Komisi VI DPR RI hari ini memanggil para ekonom senior untuk menghadiri rapat dengar pendapat umum (RDPU). Rapat ini digelar Komisi VI untuk mengambil pandangan para ekonom dan nantinya digunakan sebagai bahan untuk mengevaluasi kebijakan pemerintah.
1. Faisal Basri
Ekonom yang pertama kali menyampaikan pandangannya akan kebijakan pemerintah di tengah pandemi adalah Ekonom Senior Faisal Basri. Salah satu kebijakan yang dikritik Faisal adalah upaya pemerintah menaikkan konsumsi dan produktivitas.
SCROLL TO CONTINUE WITH CONTENT
Ia menyinggung perjalanan dinas yang dilakukan menteri-menteri ekonomi ke Bali pada 21-22 Agustus 2020 lalu dalam rangka rapat koordinasi tingkat menteri (RKTM). Menurutnya, jika pemerintah ada anggaran lebih sebaiknya digelontorkan langsung ke sektor pariwisatanya dalam bentuk uang tunai.

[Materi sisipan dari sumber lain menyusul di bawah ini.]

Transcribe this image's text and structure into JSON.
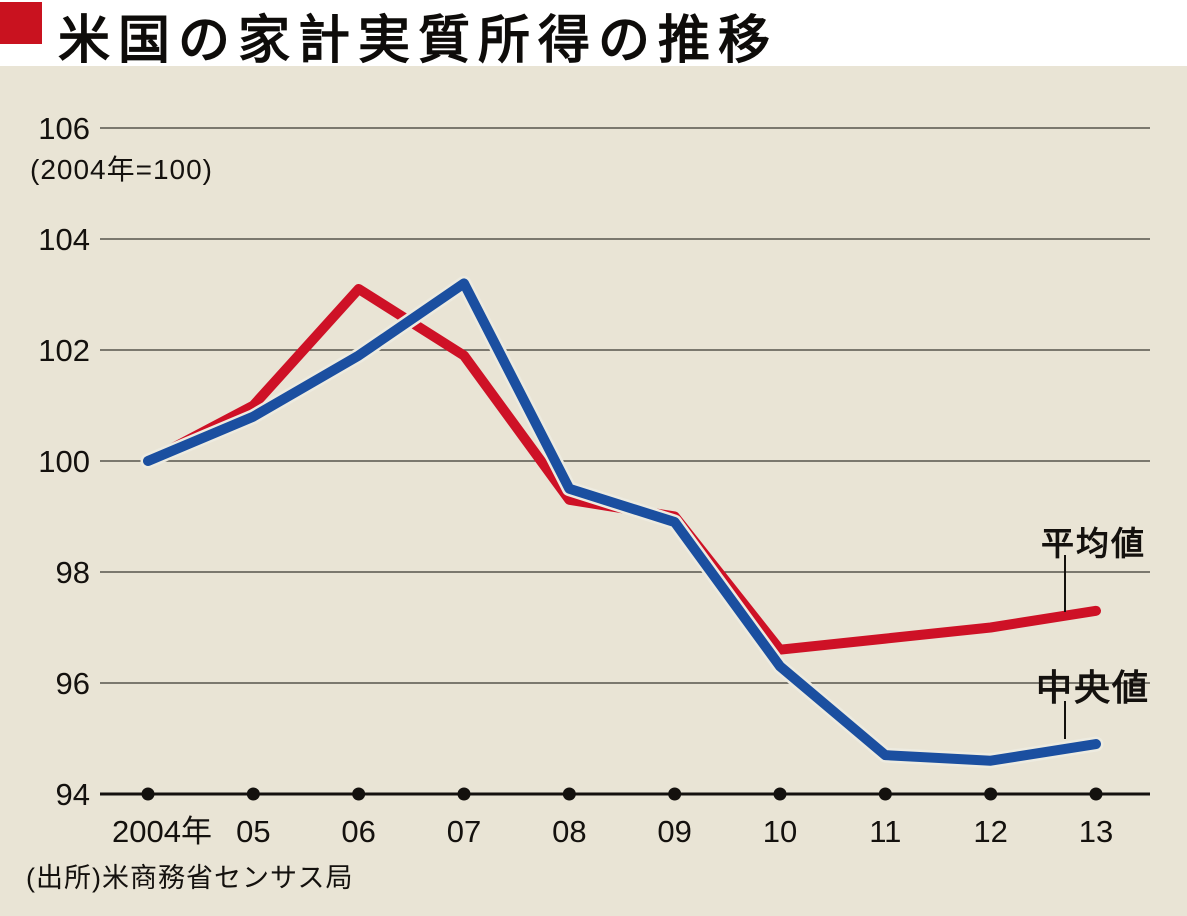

"Yang turun itu kan di restoran dan hotel, nah cek oleh pemerintah, di restoran dan hotel itu berapa persen konsumsinya? Nah dongkrak itu. Tapi jangan dengan cara menteri ramai-ramai liburan ke Bali, bukan itu. Kalau masih ada uang kasih ke rakyat untuk belanja, jadi nggak usah pemerintah yang spending untuk mempercepat itu," kata Faisal di ruang rapat Komisi VI DPR RI, Jakarta, Senin (31/8/2020).
Ia juga menilai fokus pemerintah lebih kepada pencegahan resesi. Bahkan, ia sempat menyinggung perbedaan definisi resesi dari Menteri Koordinator Bidang Perekonomian Airlangga Hartarto.
"Perkiraan saya minus 3% di kuartal III-2020 ini. Tapi kalau kata Pak Airlangga itu sudah nggak resesi, jadi Menko saja pemahaman tentang resesinya nol besar. Kata Menko kalau kuatal II-2020 5,32% minusnya, kuartal III-2020 minusnya turun itu sudah nggak resesi. Komandan ekonominya nggak mengerti resesi," tutur Faisal.
Meski begitu, menurut Faisal pemerintah sebaiknya tak hanya fokus pada pencegahan resesi, tapi lebih mengutamakan pengendalian penyebaran COVID-19.
"Kita belum resesi. Oleh karena itu saya katakan jangan target kita tidak resesi di kuartal III-2020. Targetnya sampai September benahi virus, sehingga kuartal III-2020 biarkan minus," urainya.
Dengan fokus pada penanganan COVID-19, ia meyakini perekonomian akan pulih kembali.
"(Grafik) huruf W ini ngeri, seperti Iran yang makin tidak mampu mengendalikan, karena dia sudah masuk gelombang 3. Kita satu pun belum. Nah jangan sampai. Akibatnya apa? Kita solid 2021, tumbuhnya smooth. That's the best way, believe me. Dulu-dulu bapak-ibu nggak usah percaya saya. Ini sunnatullah, nggak ada yang bisa melawan sunatullah. Oleh karena itu semua itu harus didasari oleh scientific dan data, tapi pemerintah nggak mau," tutur Faisal.
2. Yanuar Rizky
Jika Faisal dari sisi anggaran pemerintah untuk penanganan dampak COVID-19, ekonom Yanuar Rizky mengkritik pemerintah dari sisi penanganan ancaman krisis pangan.
Ia menilai, langkah pemerintah untuk membangun lumbung pangan nasional atau food estate di Kalimantan Tengah (Kalteng) adalah jangka panjang. Sementara, untuk pandemi ini dibutuhkan program yang bisa cepat terealisasi.
Misalnya mengalihkan anggaran food estate untuk memperbaiki saluran irigasi di Pulau Jawa, karena sebagian besar sawah di Jawa masih bergantung pada air hujan.
"Kenapa nggak memperbaiki jalur irigasi di Jawa? Kenapa nggak diperbaiki dulu di Jawa? Sehingga orang-orang di situ, dia bekerja di situ, dia terdampak, produktivitas menurut saya pasti naik kalau dia tidak tadah hujan," tegas Yanuar.
Selain itu, dari total petani miskin atau gurem juga lebih banyak di Jawa. Ia pun mendesak pemerintah untuk lebih mempertimbangkan proyek ini.
"Kalau petani gurem di Jawa nggak dikasih bantuan, apakah nggaK bahaya? Jadi kalau menurut saya kalau memang isunya ingin menaikkan produksi beras, kenapa nggak kita di perbaiki di Jawa, Sumatera, dan Papua khususnya petani gurem. Sehingga petani eksisting ini dibantu," jelasnya.